まあ、明るくて楽しいキャラだから、インフィニティのムードメーカーみたいな感じになりそうだ。
「次、リゼットは『リゼ』でよろしく」
「はい、お兄様! あっ、作戦行動中は『クリス』って呼びますね」
リゼにクリスと呼ばれるのは、何だかドキドキするな。
まるで恋人同士のような……ニックネーム最高じゃないか!
「次、エルネスタ嬢は『エル』でよろしく」
「承知したのだわ」
「いいじゃないか、エル……良い響きだ」
「きゃー、クラウディアありがとう!」
エルってクラウディア嬢のこと大好きなんだろうな。
まあ、二人の貴族学校での話とかは、後で是非聞いてみたいものだ。
「次、クラウディア嬢は『クラウ』でよろしく」
「クラウ……なんかクールでカッコイイのだわ」
「いいっすね! 皆カッコイイっすよ! ニックネーム最高っす!」
エルとカルラも納得したようだ。
「では、最後にカルラ」
「はいっす! 自分のニックネームは、なんすかね~? ドキドキしてきたっす!」
「カルラは……『カルラ』でよろしく」
「ほえ?」
カルラがフリーズしている。
「自分の聞き間違えっすかね? クリスっち、もう一度よろしくっす」
「はいはい、カルラは『カルラ』でよろしく」
「……そのまんまじゃないっすか!」
「いや、ニックネームがつくのは4文字以上の名前だと、最初に言ったはずだが」
「ほえ?」
「3文字以内で元から短い名前の人は、そのままで良いと思うぞ」
「でもでも、自分もニックネームが欲しいっす! ヤダヤダヤダヤダ!」
カルラが手足をジタバタさせて抗議している。
まるで前世のおもちゃ屋で、母親に今日は何も買わないと言われ、床に寝転がって手足をジタバタさせてる子供みたいだ。

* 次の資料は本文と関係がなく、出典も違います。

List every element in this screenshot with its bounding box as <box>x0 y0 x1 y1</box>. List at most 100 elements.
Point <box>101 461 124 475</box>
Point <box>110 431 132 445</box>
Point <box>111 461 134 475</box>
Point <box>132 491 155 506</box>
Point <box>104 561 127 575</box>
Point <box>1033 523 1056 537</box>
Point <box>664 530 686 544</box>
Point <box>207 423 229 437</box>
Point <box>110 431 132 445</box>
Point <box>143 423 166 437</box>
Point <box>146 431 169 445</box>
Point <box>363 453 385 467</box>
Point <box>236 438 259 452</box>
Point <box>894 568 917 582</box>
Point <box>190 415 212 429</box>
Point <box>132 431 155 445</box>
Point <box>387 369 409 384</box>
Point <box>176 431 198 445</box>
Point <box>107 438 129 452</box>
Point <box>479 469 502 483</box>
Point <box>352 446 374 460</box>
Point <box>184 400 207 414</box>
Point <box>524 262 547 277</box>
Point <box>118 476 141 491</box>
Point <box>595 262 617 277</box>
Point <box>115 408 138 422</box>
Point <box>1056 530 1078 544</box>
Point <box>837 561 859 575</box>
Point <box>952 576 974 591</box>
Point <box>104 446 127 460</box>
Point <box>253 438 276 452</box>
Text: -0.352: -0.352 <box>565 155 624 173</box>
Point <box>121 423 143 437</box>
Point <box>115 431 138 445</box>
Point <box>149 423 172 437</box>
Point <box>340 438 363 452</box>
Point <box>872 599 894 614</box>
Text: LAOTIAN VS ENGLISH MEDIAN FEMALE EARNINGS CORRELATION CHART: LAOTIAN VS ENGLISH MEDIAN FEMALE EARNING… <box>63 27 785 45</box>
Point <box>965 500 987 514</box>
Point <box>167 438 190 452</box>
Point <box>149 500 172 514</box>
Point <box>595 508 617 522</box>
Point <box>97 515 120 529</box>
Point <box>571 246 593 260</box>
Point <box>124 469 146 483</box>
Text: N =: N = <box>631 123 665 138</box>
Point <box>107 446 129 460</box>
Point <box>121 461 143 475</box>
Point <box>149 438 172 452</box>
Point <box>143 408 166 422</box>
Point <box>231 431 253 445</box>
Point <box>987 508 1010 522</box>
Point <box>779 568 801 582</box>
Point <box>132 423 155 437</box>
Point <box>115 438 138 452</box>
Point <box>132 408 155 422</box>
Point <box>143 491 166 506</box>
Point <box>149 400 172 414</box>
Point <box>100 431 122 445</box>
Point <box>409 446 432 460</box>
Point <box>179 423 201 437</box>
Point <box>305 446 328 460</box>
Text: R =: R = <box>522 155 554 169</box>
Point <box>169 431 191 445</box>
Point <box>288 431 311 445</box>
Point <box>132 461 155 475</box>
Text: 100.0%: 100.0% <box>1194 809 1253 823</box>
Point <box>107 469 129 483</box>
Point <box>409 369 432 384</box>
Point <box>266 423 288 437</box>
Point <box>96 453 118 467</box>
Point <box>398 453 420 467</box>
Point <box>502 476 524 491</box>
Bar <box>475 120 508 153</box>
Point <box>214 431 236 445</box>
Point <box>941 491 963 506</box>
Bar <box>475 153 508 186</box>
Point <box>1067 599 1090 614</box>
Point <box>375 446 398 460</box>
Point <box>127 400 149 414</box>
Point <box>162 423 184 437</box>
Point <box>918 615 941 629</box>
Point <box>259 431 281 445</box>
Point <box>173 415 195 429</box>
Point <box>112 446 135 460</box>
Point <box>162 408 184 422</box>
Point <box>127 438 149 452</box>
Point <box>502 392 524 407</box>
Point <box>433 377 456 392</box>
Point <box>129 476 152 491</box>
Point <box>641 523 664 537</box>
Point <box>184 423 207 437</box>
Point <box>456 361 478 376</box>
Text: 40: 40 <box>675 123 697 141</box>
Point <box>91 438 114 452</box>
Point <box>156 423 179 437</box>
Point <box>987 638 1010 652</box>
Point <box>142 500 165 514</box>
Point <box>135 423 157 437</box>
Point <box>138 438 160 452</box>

でも、違いがあるとすれば、カルラが手足をジタバタさせると、Gカップがプルンプルンと揺れるのだ。
このまま放置していても、よいのでは?
いやいや、まだ議題が残っているので、話を進めないといけないな。
「えー、埒が明かないので多数決で決めたいと思います。カルラはカルラで良いと思う人、挙手してください」
カルラ以外の全員が挙手した。
「はい、4対1で賛成多数のため、カルラは『カルラ』のままでよろしくね」
「そ、そんなぁ……」
カルラでも落ち込むことがあるのだな。ちょっと意外だった……。